Hi David, hi Jonathan. So, the season is called Young Chekhov. How are these plays different from his later works?
JK: The plays have all the vigour of a young man’s writing. Particularly in David’s versions – they have a verve and an energy and an ebullience of spirit which really are the hallmarks of a young writer.
DH: Two of these plays have romantic, young leads and they’re clearly autobiographical. A man who is irresistibly attractive to women in Platonov is quite clearly Chekhov himself (who was indeed irresistible to women). In the context of these two plays, The Seagull seems autobiographical as well – it’s about how the middle-aged trip up and do their best to destroy the work of the young.
What are the major themes of the three plays?
DH: The great theme is the sweep of time, the passage of time and watching your hopes get blown away. And helplessness is a big theme of all three plays. All three plays are essentially about people who can’t help themselves. Some of the most moving characters [in the trilogy] are the people for whom it’s getting to be too late. Everybody seems completely helpless in the face of time.
JK: The evaporation of youth and youth’s ideals. The erosion of what we thought we would be.
Can you tell us a bit about the visual staging?
JK: What we wanted to do was create a sort of installation.

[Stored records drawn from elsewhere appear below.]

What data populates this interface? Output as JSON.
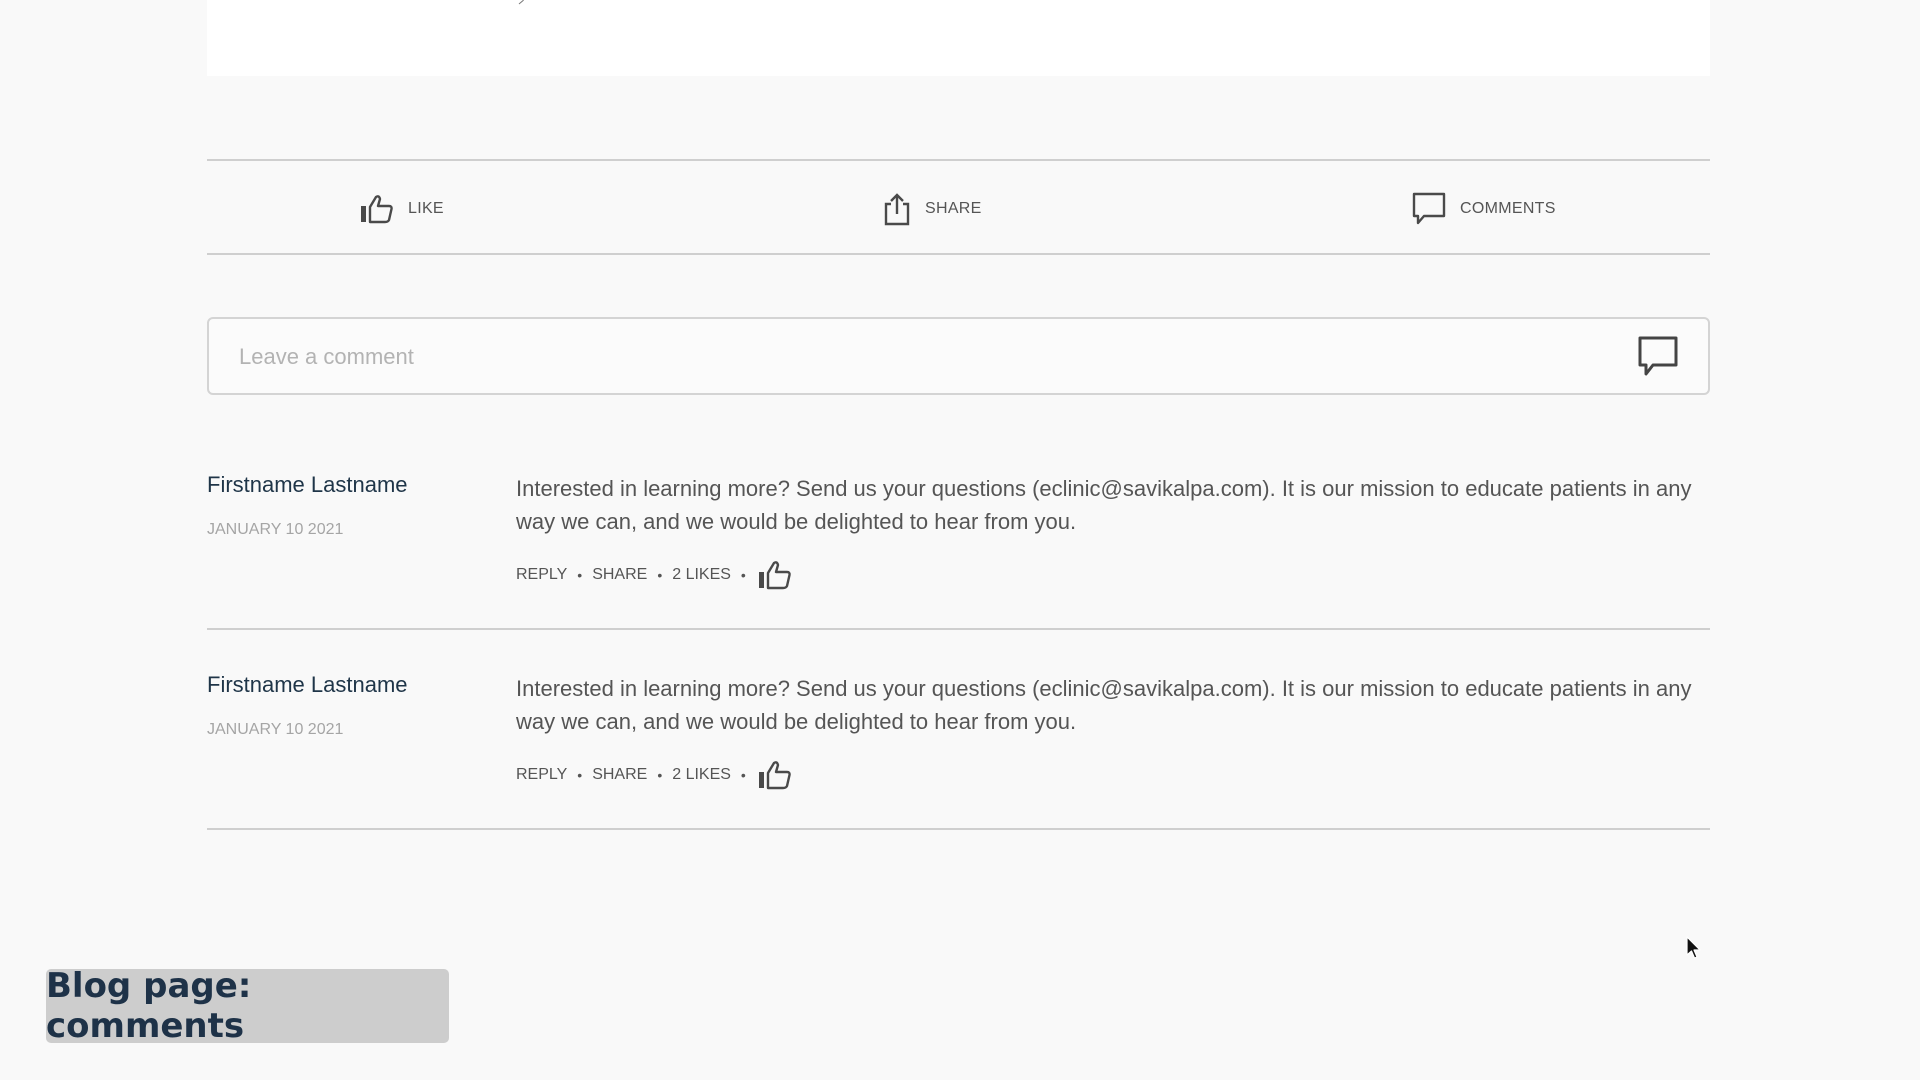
{
  "post_actions": {
    "like_label": "LIKE",
    "share_label": "SHARE",
    "comments_label": "COMMENTS"
  },
  "comment_form": {
    "placeholder": "Leave a comment"
  },
  "comments": [
    {
      "author": "Firstname Lastname",
      "date": "JANUARY 10 2021",
      "text": "Interested in learning more? Send us your questions (eclinic@savikalpa.com). It is our mission to educate patients in any way we can, and we would be delighted to hear from you.",
      "reply_label": "REPLY",
      "share_label": "SHARE",
      "likes_label": "2 LIKES"
    },
    {
      "author": "Firstname Lastname",
      "date": "JANUARY 10 2021",
      "text": "Interested in learning more? Send us your questions (eclinic@savikalpa.com). It is our mission to educate patients in any way we can, and we would be delighted to hear from you.",
      "reply_label": "REPLY",
      "share_label": "SHARE",
      "likes_label": "2 LIKES"
    }
  ],
  "caption": "Blog page: comments",
  "icons": {
    "like": "thumbs-up-icon",
    "share": "share-icon",
    "comments": "speech-bubble-icon",
    "cursor": "mouse-pointer-icon"
  },
  "colors": {
    "background": "#f9f9f9",
    "author": "#1f3548",
    "divider": "#cfcfcf",
    "caption_bg": "#cdcdcd",
    "caption_text": "#1e3248"
  }
}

It’s elemental: there’s water, there’s wood. It’s a very happy match to come to the Olivier, which is a theatre I love. I think the rapport between the audience and the actor is second to none – it’s fantastic.
Thanks. Any final thoughts about the run?
DH: I hope the young will come. There was a fierce response from young people – particularly to Platonov – who came to see the plays in Chichester. They were surprised that so many of the things that they feel and are undergoing in their own lives, were written about by Chekhov in the 1880s. 130 years ago, someone was feeling what you’re now feeling today.